Trotz beeindruckender Fortschritte in der modernen Diagnostik werden Krankheiten oder Therapieansprechen häufig erst dann erkannt, wenn große Veränderungen aufgetreten sind – „der Schaden bereits angerichtet ist“. Kleine Veränderungen in der Biochemie oder im Stoffwechsel hingegen gehen diesen großen Veränderungen häufig voraus, können aber nur schwierig gemessen werden – bei Erkrankungen, aber auch bei der Frage, ob eine Therapie anschlägt oder nicht. Daher ist die Bildgebung dieser Vorgänge ein international stark wachsendes Forschungsfeld, das große Fortschritte für die personalisierte Präzisionsmedizin erwarten lässt.

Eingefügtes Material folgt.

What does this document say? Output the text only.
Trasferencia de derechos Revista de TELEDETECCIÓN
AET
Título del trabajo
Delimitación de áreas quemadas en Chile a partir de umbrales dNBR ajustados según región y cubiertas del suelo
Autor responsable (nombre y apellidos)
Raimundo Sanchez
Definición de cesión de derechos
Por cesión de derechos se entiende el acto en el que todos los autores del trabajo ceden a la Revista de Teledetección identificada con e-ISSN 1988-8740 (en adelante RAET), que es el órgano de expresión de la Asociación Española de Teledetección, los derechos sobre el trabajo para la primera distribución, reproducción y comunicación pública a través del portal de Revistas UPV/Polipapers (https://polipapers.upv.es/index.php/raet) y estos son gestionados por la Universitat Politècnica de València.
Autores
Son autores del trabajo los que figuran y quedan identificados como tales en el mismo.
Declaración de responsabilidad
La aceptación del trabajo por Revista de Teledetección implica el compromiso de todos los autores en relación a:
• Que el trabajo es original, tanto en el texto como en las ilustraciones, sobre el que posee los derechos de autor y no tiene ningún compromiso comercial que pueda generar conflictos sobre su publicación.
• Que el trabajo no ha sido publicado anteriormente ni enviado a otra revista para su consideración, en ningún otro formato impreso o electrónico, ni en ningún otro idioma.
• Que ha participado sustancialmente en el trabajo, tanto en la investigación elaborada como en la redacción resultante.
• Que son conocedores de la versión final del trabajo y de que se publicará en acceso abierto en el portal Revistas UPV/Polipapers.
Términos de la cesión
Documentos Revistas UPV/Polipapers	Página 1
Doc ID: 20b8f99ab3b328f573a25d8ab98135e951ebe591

Eine vielversprechende Methode hierfür basiert auf magnetisch markierten, quantenmechanischen Kontrastmitteln, welche an der Christian-Albrechts-Universität zu Kiel (CAU) auf internationalem Niveau erforscht werden. Um das wissenschaftliche Potenzial dieser Technologie, die sogenannte hyperpolarisierte Magnetresonanztomographie (MRT), für die Anwendung am Menschen zu erforschen, startete die Deutsche Forschungsgemeinschaft (DFG) 2024 eine Ausschreibung. Der Medizinphysiker Professor Jan-Bernd Hövener und sein Team von der Medizinischen Fakultät der CAU haben neben elf weiteren Forschungsgruppen einen Antrag auf Förderung im Rahmen der Großgeräte-Initiative „Klinische Hyperpolarisatoren für die fortgeschrittene Magnetresonanztomographie des Stoffwechsels“ gestellt. Der Antrag aus Kiel hatte laut DFG die höchste Qualität und überzeugte restlos. Die DFG fördert das beantragte „Norddeutsche Zentrum für Hyperpolarisierung – northpole“ mit 3,5 Millionen Euro für fünf Jahre. Die Förderung umfasst die Anschaffung eines klinischen Hyperpolarisators sowie die Implementierung der Methodik in der Sektion Biomedizinische Bildgebung der Klinik für Radiologie und Neuroradiologie am Universitätsklinikums Schleswig-Holstein (UKSH), Campus Kiel, und am Molecular Imaging North Competence Center (MOIN CC), dem Kompetenzzentrum des Landes für Präklinische Bildgebung. Dazu gehören auch die Einrichtung von Arbeitsabläufen, die Qualitätskontrolle und die Entwicklung der Bildgebung.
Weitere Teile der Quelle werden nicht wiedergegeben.